Top speed occurs when $a=0$ and hence $$v_{top} \approx \sqrt[3]{ \frac{P_{max}}{m \beta} } $$
This applies only the the car is drag limits (and not gear limited) and that it is designed with getting peak power at the rpm corresponding to top speed. Some cars with 6 speeds, may only achieve top speed in 5th gear, and 6th gear is just an "overdrive".
A: The car reaches terminal velocity when power in = power out. The power that an engine can deliver depends on the gear ratio and the rpm.
The car has several sources of power dissipation - rolling friction and air drag are the two most important ones.
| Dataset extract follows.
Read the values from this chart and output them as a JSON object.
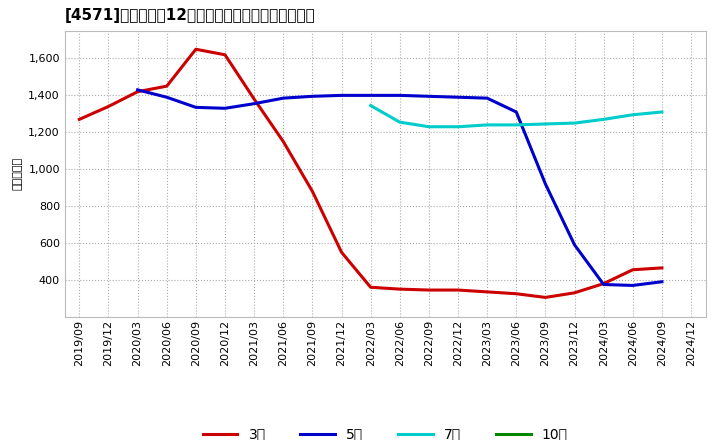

The power these take is a function of velocity - so more power (but a smaller fraction) goes into rolling friction as the car goes faster.
Simple way of formulating this:
$$\begin{align}P_{engine}&=f(v,...)\\
F_{air}&=\frac12\rho v^2 A\cdot C_D\\
F_{roll}&=\mu_r F_n\\
P_{resistance}&=(F_{air}+F_{roll})v\end{align}$$
A: Answer is "it depends" (on speed).
Forces acting against engine force $F_e$ are:
Air friction: $ F_a = - \frac 1 2 \rho C_D A v^2$
Rolling friction: $ F_r = -m g \mu_{rr} $
Equation for terminal velocity (balance of forces):
$F_e - F_a - F_r = 0$
$F_e = F_a + F_r$
Expressing them in terms of power (P = F*v):
$P_e = F_a * v + F_r * v$
$P_e =  \frac 1 2 \rho C_D A v^3 + m g \mu_{rr} v$
If you plot separately the two factors, you can see that for speeds lower than $V_{threshold}$ the $m g \mu_{rr} v$  factor will prevail, hence at low speed the rolling friction prevails on air friction:

Y = Power [W]
X = Speed [m/s]

*

*mass = 1000 kg

*$\mu_{rr} = 0.01$

*$\rho = 1.225 kg/m3$

*$g = 9.81 \frac m{s^2}$

*Cd = 0.3

*$A = 2.2 m^2$
Link to interactive plot
This means that for low speed you can approximate calculations by neglecting air drag. But terminal velocity of a car is high, hence you cannot neglect it.
Calculating trend of speed in time is not a linear problem because it involves derivatives. Expressing the equation again in terms of force tather than power:
$F_e - F_a - F_w = m * \frac {dv}{dt}$
$\frac {P_e} v - \frac 1 2 \rho C_D A v^2 - m g \mu_{rr} = m * \frac {dv}{dt} $
$m  \frac {dv}{dt} = \frac {K_1} v +  K_2 v^2 + K_3$
I think the solution involves hyperbolic tangent ( tanh() ).